Perang Tondano (1808-1809) adalah contoh klasik yang tiada duanya tentang kepatuhan terhadap
Nuwu i Tua, yakni ketika seluruh Minahasa - termasuk Tondano - menabalkan Lontho ukung Kamasi Tomohon sebagai pemimpin peperangan. Sementara Tewu dan Matulandi – yang nota bene dari Tondano - berada di lini kedua.

Penabalan Lontho membuktikan bahwa
Nuwu adalah pemersatu seluruh subetnik seantero Minahasa dalam perang melawan kolonial yang amat berdarah itu. Bahwa Lontho yang Toumbulu terpilih sebagai pemimpin Perang Tondano karena ia memang lebih kredibel dari yang lain untuk jabatan tersebut, harus diteladani sebagai kesadaran nilai yang luar biasa dari para leluhur Minahasa.

Dapat dibayangkan jika ketika itu Tondano menolak Lontho karena alasan naif, semisal mempermasalahkan asal usul subetniknya yang dari Tomohon, maka hancur luluhlah tatanan
Nuwu i Tua dan musnah juga "batu penjuru" yang membuat seluruh subetnik di Minahasa ketika itu hidup dalam kesatuan, ketenteraman dan harmoni.
Syukurlah para leluhur belum mengenal penyakit politik praktis yang dapat menjerumuskan mereka ke dalam kenaifan etnosentrisme yang dapat mengakibatkan Minahasa pecah tercabik-cabik sebelum bertempur melawan Belanda


Bahwa kepatuhan kepada tatanan
Nuwu i Tua juga terlihat ketika para pejuang itu porak poranda dibantai Belanda dan sisanya menyingkir ke dalam hutan-hutan (tumalun) di wilayah MinSel. Mereka semua disambut dengan hangat dan banyak yang tidak kem-bali lagi ke asalnya dan memilih menetap turun temurun di wilayah MinSel. Pengalaman yang sama dapat pula ditanyakan kepada para pejuang PERMESTA dari wilayah Minahasa Tengah dan Utara yang pada umumnya menyingkir ke wilayah MinSel. Apakah mereka pernah ditolak hanya karena mereka berasal dari Tondano atau Remboken, misalnya? Tidak, sama sekali tidak! Karena jiwa Nuwu i Tua itu tegas menyatakan Sapake si koyoba'an anio, tana'ta imbaya (Bahwa tanah tumpah darah ini, ialah milik kita semua)!

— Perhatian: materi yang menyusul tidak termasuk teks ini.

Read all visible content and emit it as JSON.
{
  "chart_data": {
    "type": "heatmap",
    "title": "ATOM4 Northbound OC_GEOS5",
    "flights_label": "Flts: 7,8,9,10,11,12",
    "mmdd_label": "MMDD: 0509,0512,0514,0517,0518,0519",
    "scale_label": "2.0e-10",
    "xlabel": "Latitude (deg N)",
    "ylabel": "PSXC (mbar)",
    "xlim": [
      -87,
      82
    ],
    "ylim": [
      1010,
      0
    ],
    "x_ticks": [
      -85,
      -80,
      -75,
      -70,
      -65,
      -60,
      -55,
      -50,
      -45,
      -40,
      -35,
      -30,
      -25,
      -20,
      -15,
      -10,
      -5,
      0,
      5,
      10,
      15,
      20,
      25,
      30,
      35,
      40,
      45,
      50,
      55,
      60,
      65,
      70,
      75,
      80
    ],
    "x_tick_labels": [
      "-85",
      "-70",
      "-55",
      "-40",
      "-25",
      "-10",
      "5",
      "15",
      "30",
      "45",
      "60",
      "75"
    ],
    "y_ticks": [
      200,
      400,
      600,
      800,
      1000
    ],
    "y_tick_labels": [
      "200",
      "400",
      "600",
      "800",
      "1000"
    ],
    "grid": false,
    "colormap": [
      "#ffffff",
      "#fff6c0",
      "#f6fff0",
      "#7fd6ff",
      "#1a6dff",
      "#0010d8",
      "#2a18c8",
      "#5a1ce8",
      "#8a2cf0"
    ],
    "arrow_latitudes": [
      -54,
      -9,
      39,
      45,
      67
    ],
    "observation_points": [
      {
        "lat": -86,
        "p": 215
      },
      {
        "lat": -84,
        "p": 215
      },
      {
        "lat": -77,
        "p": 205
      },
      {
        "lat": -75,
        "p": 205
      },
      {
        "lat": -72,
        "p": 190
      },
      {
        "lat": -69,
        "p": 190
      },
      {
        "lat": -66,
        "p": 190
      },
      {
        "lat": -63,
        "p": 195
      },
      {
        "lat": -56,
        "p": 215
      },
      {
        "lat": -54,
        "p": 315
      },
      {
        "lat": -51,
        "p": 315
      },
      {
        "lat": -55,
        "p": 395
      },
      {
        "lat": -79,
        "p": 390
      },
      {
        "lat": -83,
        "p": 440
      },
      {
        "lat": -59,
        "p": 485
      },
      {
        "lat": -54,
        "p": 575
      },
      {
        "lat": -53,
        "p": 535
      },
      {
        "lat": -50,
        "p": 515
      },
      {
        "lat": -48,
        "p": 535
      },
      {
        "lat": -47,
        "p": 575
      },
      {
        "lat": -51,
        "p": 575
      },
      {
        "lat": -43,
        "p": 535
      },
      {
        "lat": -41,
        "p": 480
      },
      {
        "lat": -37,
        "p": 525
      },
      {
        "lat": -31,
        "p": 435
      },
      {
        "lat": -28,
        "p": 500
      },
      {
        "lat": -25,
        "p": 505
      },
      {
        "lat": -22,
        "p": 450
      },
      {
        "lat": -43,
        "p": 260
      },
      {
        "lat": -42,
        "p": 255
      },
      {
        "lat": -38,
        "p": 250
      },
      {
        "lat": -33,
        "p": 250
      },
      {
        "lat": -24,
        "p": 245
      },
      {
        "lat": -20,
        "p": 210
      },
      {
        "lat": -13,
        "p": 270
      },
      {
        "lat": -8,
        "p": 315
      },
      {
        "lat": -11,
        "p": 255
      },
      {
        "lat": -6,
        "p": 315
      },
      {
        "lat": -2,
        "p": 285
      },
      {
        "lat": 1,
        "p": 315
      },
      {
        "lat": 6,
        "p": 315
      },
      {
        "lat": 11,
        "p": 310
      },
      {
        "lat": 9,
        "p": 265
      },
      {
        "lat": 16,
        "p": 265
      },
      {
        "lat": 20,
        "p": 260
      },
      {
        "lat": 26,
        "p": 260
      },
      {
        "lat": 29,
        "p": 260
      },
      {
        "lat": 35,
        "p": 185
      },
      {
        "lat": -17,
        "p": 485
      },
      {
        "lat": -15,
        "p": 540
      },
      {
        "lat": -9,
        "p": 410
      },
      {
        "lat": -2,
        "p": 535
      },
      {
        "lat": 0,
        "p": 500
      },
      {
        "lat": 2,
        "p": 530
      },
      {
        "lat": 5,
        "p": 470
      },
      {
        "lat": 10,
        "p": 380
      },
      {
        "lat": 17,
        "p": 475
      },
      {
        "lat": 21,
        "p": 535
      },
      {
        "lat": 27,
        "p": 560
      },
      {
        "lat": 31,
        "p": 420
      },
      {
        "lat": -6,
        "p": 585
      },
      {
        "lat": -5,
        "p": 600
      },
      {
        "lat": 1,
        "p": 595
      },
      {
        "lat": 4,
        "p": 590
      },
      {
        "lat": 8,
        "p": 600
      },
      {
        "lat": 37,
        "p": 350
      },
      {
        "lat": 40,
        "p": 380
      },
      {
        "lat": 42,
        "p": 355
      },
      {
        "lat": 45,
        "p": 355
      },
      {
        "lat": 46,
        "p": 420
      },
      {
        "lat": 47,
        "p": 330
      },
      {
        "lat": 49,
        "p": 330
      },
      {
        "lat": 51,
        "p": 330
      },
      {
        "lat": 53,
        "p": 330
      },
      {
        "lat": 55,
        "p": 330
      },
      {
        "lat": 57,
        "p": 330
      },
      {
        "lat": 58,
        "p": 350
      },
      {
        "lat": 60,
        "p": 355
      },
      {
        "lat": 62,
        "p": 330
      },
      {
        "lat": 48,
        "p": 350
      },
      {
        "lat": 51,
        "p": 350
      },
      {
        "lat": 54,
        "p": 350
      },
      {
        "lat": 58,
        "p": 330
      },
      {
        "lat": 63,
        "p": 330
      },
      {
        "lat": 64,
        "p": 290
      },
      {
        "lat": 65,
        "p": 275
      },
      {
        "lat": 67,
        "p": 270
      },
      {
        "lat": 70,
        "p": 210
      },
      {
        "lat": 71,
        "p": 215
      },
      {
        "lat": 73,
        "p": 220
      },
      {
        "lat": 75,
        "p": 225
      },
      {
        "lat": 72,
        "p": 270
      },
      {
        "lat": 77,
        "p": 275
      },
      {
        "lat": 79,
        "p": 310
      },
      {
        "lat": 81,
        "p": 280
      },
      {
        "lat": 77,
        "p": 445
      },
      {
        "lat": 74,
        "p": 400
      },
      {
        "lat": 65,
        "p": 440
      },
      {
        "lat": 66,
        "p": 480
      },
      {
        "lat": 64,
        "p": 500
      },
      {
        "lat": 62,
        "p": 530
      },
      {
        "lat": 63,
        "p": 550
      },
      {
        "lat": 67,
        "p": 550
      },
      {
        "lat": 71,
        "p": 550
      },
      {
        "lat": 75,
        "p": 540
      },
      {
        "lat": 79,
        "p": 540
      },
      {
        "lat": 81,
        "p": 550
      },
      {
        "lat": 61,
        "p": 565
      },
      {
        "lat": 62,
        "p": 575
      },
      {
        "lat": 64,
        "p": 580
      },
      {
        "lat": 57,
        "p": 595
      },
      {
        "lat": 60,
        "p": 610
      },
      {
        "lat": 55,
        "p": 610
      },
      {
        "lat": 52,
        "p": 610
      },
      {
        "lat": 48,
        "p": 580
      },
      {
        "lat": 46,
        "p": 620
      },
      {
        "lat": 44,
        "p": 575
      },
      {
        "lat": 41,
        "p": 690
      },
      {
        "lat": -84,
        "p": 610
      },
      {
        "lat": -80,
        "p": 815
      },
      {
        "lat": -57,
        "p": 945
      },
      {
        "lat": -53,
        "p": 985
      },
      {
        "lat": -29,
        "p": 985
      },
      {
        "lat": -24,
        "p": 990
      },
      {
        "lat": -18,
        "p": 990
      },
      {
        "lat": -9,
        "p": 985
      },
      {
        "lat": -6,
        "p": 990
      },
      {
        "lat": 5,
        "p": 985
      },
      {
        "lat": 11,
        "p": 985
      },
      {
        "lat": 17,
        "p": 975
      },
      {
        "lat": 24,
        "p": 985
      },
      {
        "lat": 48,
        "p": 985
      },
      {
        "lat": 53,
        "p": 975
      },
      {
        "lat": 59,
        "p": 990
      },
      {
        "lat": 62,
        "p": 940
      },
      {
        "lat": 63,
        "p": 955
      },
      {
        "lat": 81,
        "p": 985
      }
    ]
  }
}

Bukan itu saja. Jiwa dan semangat
Nuwu inilah pula juga yang telah mendorong lahirnya pemukiman-pemukiman Minahasa di seluruh Nusantara bahkan di beberapa bagian dunia. Yang kendati berhadapan langsung dengan tatanan moderen, tetap terpanggil untuk berserikat, ber-Kawanua, seperti nampak pada terorganisasinya para Kawanua berdasar taranak dan roong di seluruh Tanah Air, Eropa dan Amerika Serikat.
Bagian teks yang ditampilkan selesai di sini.